SAP and Siemens’ common customers are obvious winners of the deal. If you already run both Teamcenter and SAP, your life as a customer will be much easier because both Teamcenter and SAP will invest in better integrations. And PLM + ERP integrations are always hard to build.

Pure SAP and Siemens resellers and system houses is another group of winners. The business will be simpler and stuff will be more aligned in the future.

Teamcenter PDM software is a clear winner. It will be much easier to sell now once big Siemens + SAP alliance stands behind.

2- Potential Losers

PLM companies and products competing with Teamcenter PDM and PLM. I think Aras can be the most vulnerable based on the assessment of Engineering.com because Aras is a pure PLM technology with not much CAD software. It might be harder to sell Aras to large companies using SAP for the moment. Companies developing CAD integrations for SAP. Teamcenter will be a priority line for many existing and new customers.

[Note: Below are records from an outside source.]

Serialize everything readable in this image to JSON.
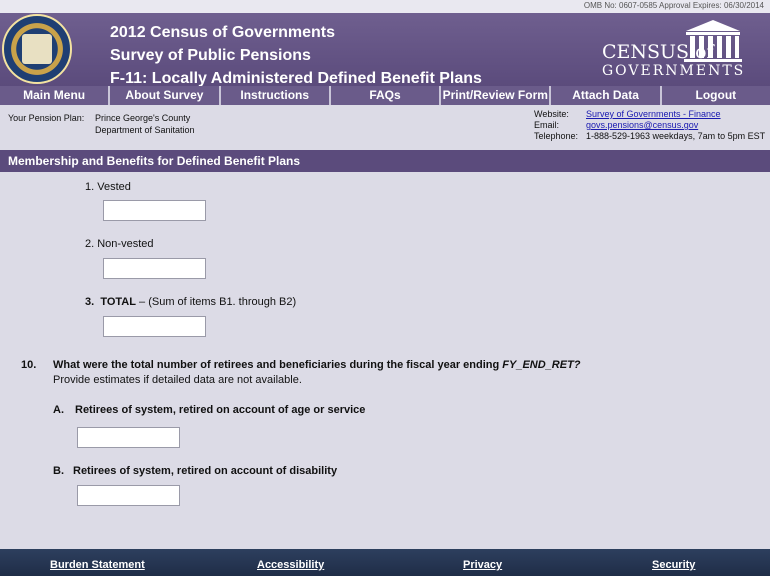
{
  "omb": "OMB No:  0607-0585  Approval Expires:  06/30/2014",
  "header": {
    "title_line1": "2012 Census of Governments",
    "title_line2": "Survey of Public Pensions",
    "title_line3": "F-11:  Locally Administered Defined Benefit Plans",
    "logo_line1": "CENSUS of",
    "logo_line2": "GOVERNMENTS"
  },
  "nav": {
    "items": [
      "Main Menu",
      "About Survey",
      "Instructions",
      "FAQs",
      "Print/Review Form",
      "Attach Data",
      "Logout"
    ]
  },
  "plan": {
    "label": "Your Pension Plan:",
    "name_line1": "Prince George's County",
    "name_line2": "Department of Sanitation"
  },
  "contact": {
    "website_label": "Website:",
    "website_value": "Survey of Governments - Finance",
    "email_label": "Email:",
    "email_value": "govs.pensions@census.gov",
    "telephone_label": "Telephone:",
    "telephone_value": "1-888-529-1963  weekdays, 7am to 5pm EST"
  },
  "section": {
    "title": "Membership and Benefits for Defined Benefit Plans"
  },
  "form": {
    "item1_label": "1.  Vested",
    "item1_value": "",
    "item2_label": "2.  Non-vested",
    "item2_value": "",
    "item3_number": "3.",
    "item3_bold": "TOTAL",
    "item3_rest": " – (Sum of items B1. through B2)",
    "item3_value": "",
    "q10_number": "10.",
    "q10_text": "What were the total number of retirees and beneficiaries during the fiscal year ending ",
    "q10_var": "FY_END_RET?",
    "q10_note": "Provide estimates if detailed data are not available.",
    "qA_letter": "A.",
    "qA_text": "Retirees of system, retired on account of age or service",
    "qA_value": "",
    "qB_letter": "B.",
    "qB_text": "Retirees of system, retired on account of disability",
    "qB_value": ""
  },
  "footer": {
    "burden": "Burden Statement",
    "accessibility": "Accessibility",
    "privacy": "Privacy",
    "security": "Security"
  }
}
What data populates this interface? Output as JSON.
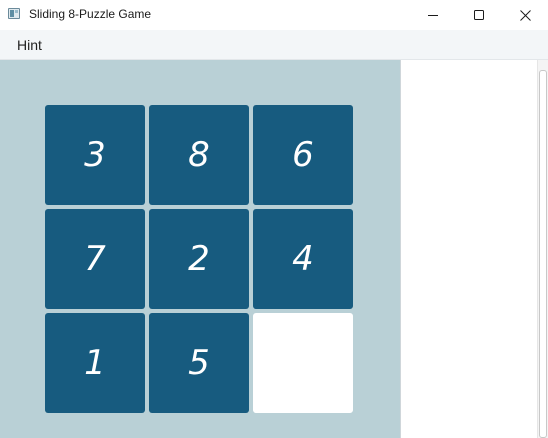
{
  "window": {
    "title": "Sliding 8-Puzzle Game",
    "icon": "app-window-icon"
  },
  "menu": {
    "items": [
      {
        "label": "Hint"
      }
    ]
  },
  "board": {
    "tiles": [
      "3",
      "8",
      "6",
      "7",
      "2",
      "4",
      "1",
      "5",
      ""
    ],
    "colors": {
      "tile": "#175b7f",
      "empty": "#ffffff",
      "background": "#b9d0d6",
      "number": "#ffffff"
    }
  },
  "side_panel": {
    "content": ""
  }
}
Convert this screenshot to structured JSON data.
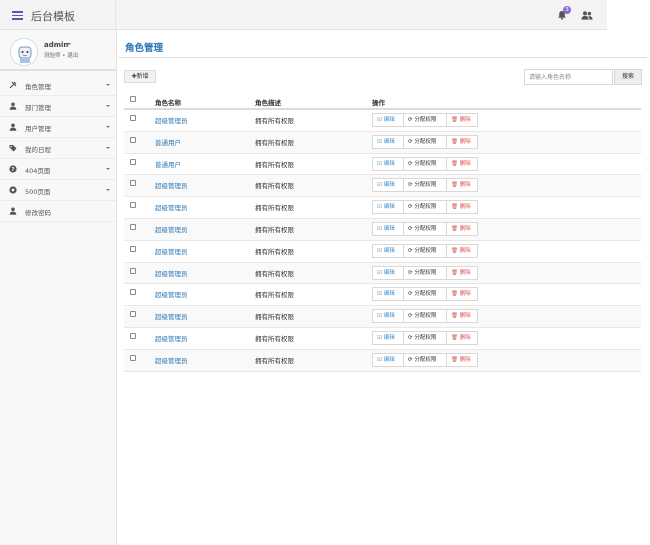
{
  "header": {
    "title": "后台模板",
    "notification_count": "3",
    "menu_icon": "hamburger-icon",
    "bell_icon": "bell-icon",
    "users_icon": "users-icon",
    "accent_color": "#6a4fb0"
  },
  "user": {
    "name": "admin",
    "role": "测验师",
    "dot": "•",
    "logout": "退出"
  },
  "sidebar": {
    "items": [
      {
        "label": "角色管理",
        "icon": "tools-icon"
      },
      {
        "label": "部门管理",
        "icon": "user-icon"
      },
      {
        "label": "用户管理",
        "icon": "user-icon"
      },
      {
        "label": "我的日程",
        "icon": "tag-icon"
      },
      {
        "label": "404页面",
        "icon": "question-icon"
      },
      {
        "label": "500页面",
        "icon": "circle-icon"
      },
      {
        "label": "修改密码",
        "icon": "user-icon"
      }
    ]
  },
  "main": {
    "title": "角色管理",
    "add_label": "新增",
    "search_placeholder": "请输入角色名称",
    "search_label": "搜索",
    "columns": [
      "角色名称",
      "角色描述",
      "操作"
    ],
    "actions": {
      "edit": "编辑",
      "assign": "分配权限",
      "delete": "删除"
    },
    "rows": [
      {
        "name": "超级管理员",
        "desc": "拥有所有权限"
      },
      {
        "name": "普通用户",
        "desc": "拥有所有权限"
      },
      {
        "name": "普通用户",
        "desc": "拥有所有权限"
      },
      {
        "name": "超级管理员",
        "desc": "拥有所有权限"
      },
      {
        "name": "超级管理员",
        "desc": "拥有所有权限"
      },
      {
        "name": "超级管理员",
        "desc": "拥有所有权限"
      },
      {
        "name": "超级管理员",
        "desc": "拥有所有权限"
      },
      {
        "name": "超级管理员",
        "desc": "拥有所有权限"
      },
      {
        "name": "超级管理员",
        "desc": "拥有所有权限"
      },
      {
        "name": "超级管理员",
        "desc": "拥有所有权限"
      },
      {
        "name": "超级管理员",
        "desc": "拥有所有权限"
      },
      {
        "name": "超级管理员",
        "desc": "拥有所有权限"
      }
    ]
  }
}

Companies developing CAD integrations for SAP. Teamcenter will be a priority line for many existing and new customers.

3- Open Questions

There are many questions, I’d love to ask. Here are some of them – 1/ how integration will be done between products? 2/ What will happen with new Teamcenter X products? 3/ Will be TCX integrated with SAP out of the box? What industry will be targeted by the partnership? What will happen with SAP process products? Will SAP continue to provide IPD and other products focusing on product development collaboration or it will be replaced by Siemens PLM portfolio? What will happen to many partners’ products integrated with SAP PLM products? What will be SAP partnership policy for companies and products competing with Teamcenter PDM/PLM? These and many other questions are demanding the answer.

What is my conclusion?

The two biggest ships in ERP and PLM software are moving closer. It is interesting to watch and to understand the strategy better. The amount of PLM gravitation both Siemens and SAP can create is enormous. The details of the synergy between products are important. The nature of such partnerships is usually to focus on obvious strengths and weaknesses from both sides. Don’t expect something to be phased out or at least to be phased out immediately. I expect to see some turbulence in sales and services among people and players naturally competing today until the strategy, positioning and details will be clarified. Both companies are very conservative, so it will take time to understand the details and plans behind the announcements. Just my thoughts…

Best, Oleg

Disclaimer: I’m co-founder and CEO of OpenBOM developing cloud based bill of materials and inventory management tool for manufacturing companies, hardware startups, and supply chain. My opinion can be unintentionally biased.